Sifat Muhammad sudah lengkap, memiliki sifat 20; Rasa, Perasaan, Pekerjaan, Pikiran (akal yang sempurna) dan lain-lain. Kenapa bermacam-macam diartikan, Allah itu tidak bisa disamakan dengan makhluk-makhluk/benda-benda lain, jadi pendapat-pendapat yang salah harus dijauhi.

Kata-kata tadi terdapat juga di Hidayat jati (buku hidayat jati). Jadi pengarang Hidayat jati mengutip pendapat para Wali.
Kalau begitu pendapat para Wali tadi yang sudah dianut pada zaman sekarang itu apakah salah atau tidak? Tetapi semua itu harus bersandar kepada hukum Qiyas (meneliti) pendapat itu begini :
  1. Muhammad = Rasul.
  2. Rasul = Sifatnya Muhammad.
  3. Sifat Muhammad = Sifatnya Dat.
  4. Sifatnya Dat = menyertai sifat seluruh yang diciptakan dan hidup (kayu, batu, manusia dan lain-lainnya).
  5. Sifatnya Dat = Hakikatnya Dat.
  6. Hakikatnya Dat = Wujud Sempurna.
  7. Wujud Sempurna = Manusia Hidup.
  8. Manusia Hidup = Memiliki sifatnya Dat / Sifat 20.
Jadi yang merasakan orang hidup (utusan) yang diutus.
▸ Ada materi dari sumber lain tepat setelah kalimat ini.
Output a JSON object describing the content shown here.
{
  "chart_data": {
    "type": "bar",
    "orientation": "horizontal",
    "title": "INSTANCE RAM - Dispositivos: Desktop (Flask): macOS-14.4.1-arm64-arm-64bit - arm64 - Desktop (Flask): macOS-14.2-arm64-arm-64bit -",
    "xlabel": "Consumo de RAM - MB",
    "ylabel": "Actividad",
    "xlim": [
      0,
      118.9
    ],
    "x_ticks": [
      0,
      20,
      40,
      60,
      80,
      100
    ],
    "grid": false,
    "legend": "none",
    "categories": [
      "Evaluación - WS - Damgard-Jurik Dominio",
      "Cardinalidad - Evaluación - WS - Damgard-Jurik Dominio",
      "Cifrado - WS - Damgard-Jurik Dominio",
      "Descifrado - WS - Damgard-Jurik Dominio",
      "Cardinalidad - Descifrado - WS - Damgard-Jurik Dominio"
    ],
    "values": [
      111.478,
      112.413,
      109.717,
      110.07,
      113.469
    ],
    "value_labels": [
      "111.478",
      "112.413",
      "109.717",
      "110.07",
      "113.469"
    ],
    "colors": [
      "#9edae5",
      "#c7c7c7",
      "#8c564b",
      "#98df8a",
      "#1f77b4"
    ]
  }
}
Jadi bukan salah satunya sifat-sifat tadi yang disebut utusan, Rasa sejati (Rosone Ingsun – jawa), sifat pribadi (Sipate Ingsun-jawa), semua itu milik Dat yang wajib adanya (Allah). Kalau diteliti atau dikaji-kaji kata-kata yang diatas tadi sama dengan Qiyasan Esa, Widhatul Wujud, artinya Chaliq dan makhluk itu satu (lihat keterangan Bab Dat, Sifat, Asma, Afhngal terdahulu)

II. Carakan.

Sampai sekarang masih menjadi bahan pertanyaan para sejarah dan belum mendapat yang tepat, contohnya tentang Aji Saka itu siapa dan apa? Apa maknanya Carakan itu?, walaupun jumlah huruf hanya 20 (dua puluh) tetapi kenyataan bisa mencakup semua makna huruf bahasa sendiri dan bahasa asing,, karena kata-kata itu berhubungan dengan kalimat Sahadat maka jumlahnya 20, bisa dijelaskan dengan sifat 20, maka artinya kalimat Carakan seperti dibawah ini :
  1. Wiridan (Pelajaran) Aku bersaksi tidak ada Tuhan melainkan Allah dan aku bersaksi Muhammad utusan Allah.
  2. Carakan, ada 2 utusan; laki dan wanita asik perang tanding sampai mati:
Keterangannya begini: ada 2 utusan laki dan perempuan (hidup laki dan perempuan) sama menjadi utusan Allah supaya berkembang anak beranak. Laki dan perempuan (wanita), bukan manusia saja tetapi seluruh makhluk didunia ini semua berpasang-pasang menjadi saksi Dat (Allah), maka dari itu tidak ada barang yang tidak ada, artinya keadaan DAT itu kekal adanya. Sebenarnya utusan dua jumlahnya, sama jaya, artinya lebih sempurna dari pada makhluk lain, tidak lain adalah manusia yang diluhurkan dari sifat kekurangan, lengkap terhadap sifat 20 sama-sama memiliki, disebut juga sama kuatnya, artinya walaupun laki atau perempuan sama-sama umat luhur dan sempurna
.
Carakan tadi mengatakan sama-sama tidak berdaya (kehabisan tenaga) atau mati, apa sebabnya sama-sama menjadi bangkai (tidak berdaya), sehabis perang tanding atau bersetubuh, tusuk menusuk hingga mati tanpa ada yang melerai, jadi sama mati seperti bangkai, terpuruk kehabisan tenaga tidak bergerak dan lemas. Laki dan perempuan jadi sumbernya manusia berkembang. Mengembangakan manusia itu tidak ada putusnya, berdasarkan Qodrat dan Irodat (sifat 20), lalu menghasilkan kenikmatan (merasakan enak). Keadaan seperti itu tidak berlangsung lama, jadi mati seperti bangkai itu sebentar kalau terus mati itu bukan utusan untuk mengembangkan manusia (umat-Nya). Orang Jawa setiap saat menyebut kata-kata (Kalimat-kalimat jawa) yang terdapat pada Carakan, terbukti setiap berkata pasti memakai kata HA. NA. KA. PA. RA. WA. Jadi orang Jawa setiap hari tidak ketinggalan mengatakan Carakan, setiap kata pasti memakai salah satu dari Carakan tentang berfikir, bertengkar tetap memakai huruf yang 20 / Carakan seperti ini : HA-NA-CA-RA-KA DA-TA-SA-WA-LA PA-DA-JA-YA-NYA MA-GA-BA-THA-NGA.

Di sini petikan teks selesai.